In allen Interviews wird klar, dass Sichtbarkeit einen großen Stellenwert in der LGBTQIA+* – Community hat. Dennoch ist der Wunsch nach mehr Sichtbarkeit, insbesondere außerhalb der Queer Spaces, weiterhin präsent. Zudem ist es für die Befragten von zentraler Bedeutung, die Möglichkeit zu haben, sich auch außerhalb von Queer Spaces, offen und ohne Diskriminierungen erfahren zu müssen, entfalten zu können.
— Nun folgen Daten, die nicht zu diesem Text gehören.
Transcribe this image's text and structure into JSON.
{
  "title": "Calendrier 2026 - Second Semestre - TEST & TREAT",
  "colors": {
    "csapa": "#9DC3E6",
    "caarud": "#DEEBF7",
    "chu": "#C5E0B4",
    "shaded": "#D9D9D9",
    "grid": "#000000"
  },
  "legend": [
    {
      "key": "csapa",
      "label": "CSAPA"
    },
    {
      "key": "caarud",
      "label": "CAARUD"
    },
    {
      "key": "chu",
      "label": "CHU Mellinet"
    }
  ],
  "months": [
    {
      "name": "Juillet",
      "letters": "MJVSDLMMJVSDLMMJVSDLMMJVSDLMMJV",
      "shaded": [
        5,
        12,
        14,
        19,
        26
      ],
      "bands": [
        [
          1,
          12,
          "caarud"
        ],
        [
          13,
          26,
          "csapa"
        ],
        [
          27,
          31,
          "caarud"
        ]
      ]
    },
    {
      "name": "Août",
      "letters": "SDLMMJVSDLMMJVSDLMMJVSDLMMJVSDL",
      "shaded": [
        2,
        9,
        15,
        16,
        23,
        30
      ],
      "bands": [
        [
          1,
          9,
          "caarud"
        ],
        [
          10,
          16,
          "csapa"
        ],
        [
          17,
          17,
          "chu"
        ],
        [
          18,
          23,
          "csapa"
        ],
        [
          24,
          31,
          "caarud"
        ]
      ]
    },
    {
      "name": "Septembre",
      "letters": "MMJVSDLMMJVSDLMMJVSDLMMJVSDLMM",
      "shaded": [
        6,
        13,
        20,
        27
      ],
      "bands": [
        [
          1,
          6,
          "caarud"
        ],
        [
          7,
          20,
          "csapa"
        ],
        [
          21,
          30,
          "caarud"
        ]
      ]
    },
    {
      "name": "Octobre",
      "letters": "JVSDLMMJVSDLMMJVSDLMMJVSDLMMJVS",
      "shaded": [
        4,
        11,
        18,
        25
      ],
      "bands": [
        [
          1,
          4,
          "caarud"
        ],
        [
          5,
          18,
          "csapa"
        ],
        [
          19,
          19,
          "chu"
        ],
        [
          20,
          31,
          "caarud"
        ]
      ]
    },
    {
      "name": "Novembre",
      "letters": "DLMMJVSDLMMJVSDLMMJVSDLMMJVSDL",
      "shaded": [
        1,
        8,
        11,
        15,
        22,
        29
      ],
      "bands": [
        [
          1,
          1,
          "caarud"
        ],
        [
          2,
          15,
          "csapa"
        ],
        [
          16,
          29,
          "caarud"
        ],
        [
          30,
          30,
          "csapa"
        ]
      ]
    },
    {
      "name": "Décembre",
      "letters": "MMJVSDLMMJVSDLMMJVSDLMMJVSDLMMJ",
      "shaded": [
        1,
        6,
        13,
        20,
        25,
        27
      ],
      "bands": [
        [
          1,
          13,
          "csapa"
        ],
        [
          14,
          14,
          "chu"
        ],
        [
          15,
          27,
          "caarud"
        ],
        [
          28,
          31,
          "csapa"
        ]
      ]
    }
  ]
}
Wie und warum Sichtbarkeit eine so große Rolle für queere Menschen inne hat, wird vor allem dadurch deutlich, dass der öffentliche Raum von der Straße bis über die Geschäfte und die Cafés kein asexueller Raum ist (vgl. Schuster 2012: 647). Was bedeutet das nun genau? Schuster beschreibt, dass viele „alltägliche öffentliche Praktiken des Ausdrucks heterosexuellen Begehrens beziehungsweise heterosexueller Paarnormen und Lebensentwürfe zur Schau [stellten], was als angemessenes Verhalten betrachtet werde“ (Schuster 2012: 647). So sind öffentlich sichtbare Handlungen, wie Händchen halten eines heterosexuellen Paares, gesellschaftlich akzeptiert. Solche Praktiken sind bereits schon früh in der Sozialisation verankert. Kinder werden in ein Geschlechtersystem geboren, welches ein binäres Geschlechterkonstrukt als absolut sieht. Diese beschriebene heteronormative Norm wird durch die ständige Aushandlung des Anderen etabliert und manifestiert. Schuster beschreibt in ihrer Arbeit, dass heteronormative Räume nicht-heteronormative Räume brauchen, um ihre eigene Existenz andauernd zu bestätigen und zu legitimieren (vgl. Schuster 2012: 648). Die Autorin verweist in diesem Zuge auf den Philosophen Foucault, der 1983 dieses Phänomen als die unabdingbare Relation der Norm zu dem jeweils als [das] konstruierte Andere beschreibt (Schuster 2012: 648).  Was bedeutet das jetzt alles genau? Es bedeutet, dass alles, was von der Heteronormativität abweicht, von der überwiegend cis-hetero-geprägten Gesellschaft als „abnormal“ gewertet und somit auch verstoßen wird (vgl. Schuster 2012: 648). 

Des Weiteren ist die Sichtbarkeit von LGBTQIA+* – Repräsentationen in Medien nicht außer Acht zu lassen. Durch den Anstieg von Repräsentationen in traditionellen und neuen Medien über die letzten Jahre hinweg werden auch LGBTQIA+* – Identitäten vermehrt zugänglich für alle Menschen gemacht, da vor allem für viele genau dort erstmalige Berührungspunkte zu dem Thema hergestellt werden (vgl. Craig & McInroy 2017: 33). Obwohl es seit Mitte der 1990er Jahre eine große Verbesserung von Vertretungen in den Medien gibt, sind LGBTQIA+* – Menschen immer noch überwiegend unterrepräsentiert, da vor allem auch viele Mitglieder der Community zum Ausdruck gebracht haben, dass nicht nur die Menge, sondern auch die Qualität der Repräsentationen eine maßgebliche Rolle für sie einnehmen. Dies ist nicht verwunderlich, da viele queere Charaktere in Shows oder ähnlichem überwiegend negativ konnotierten Stereotypen nachempfunden werden. So stellen diese häufig Bösewichte, Opfer von Gewalt und Diskriminierung sowie Schutzbedürftige dar (vgl. Craig und McInroy 2017: 35). Diese Bilder spiegeln nicht die Lebensrealitäten der Personen wider. Es ist jedoch ein kleiner Aufschwung von mehr akkuraten und positiven Repräsentationen erkennbar, wofür die Filme und Serien Heart Stoppers, Wendel & Wild und Young Royals beispielhaft sein können.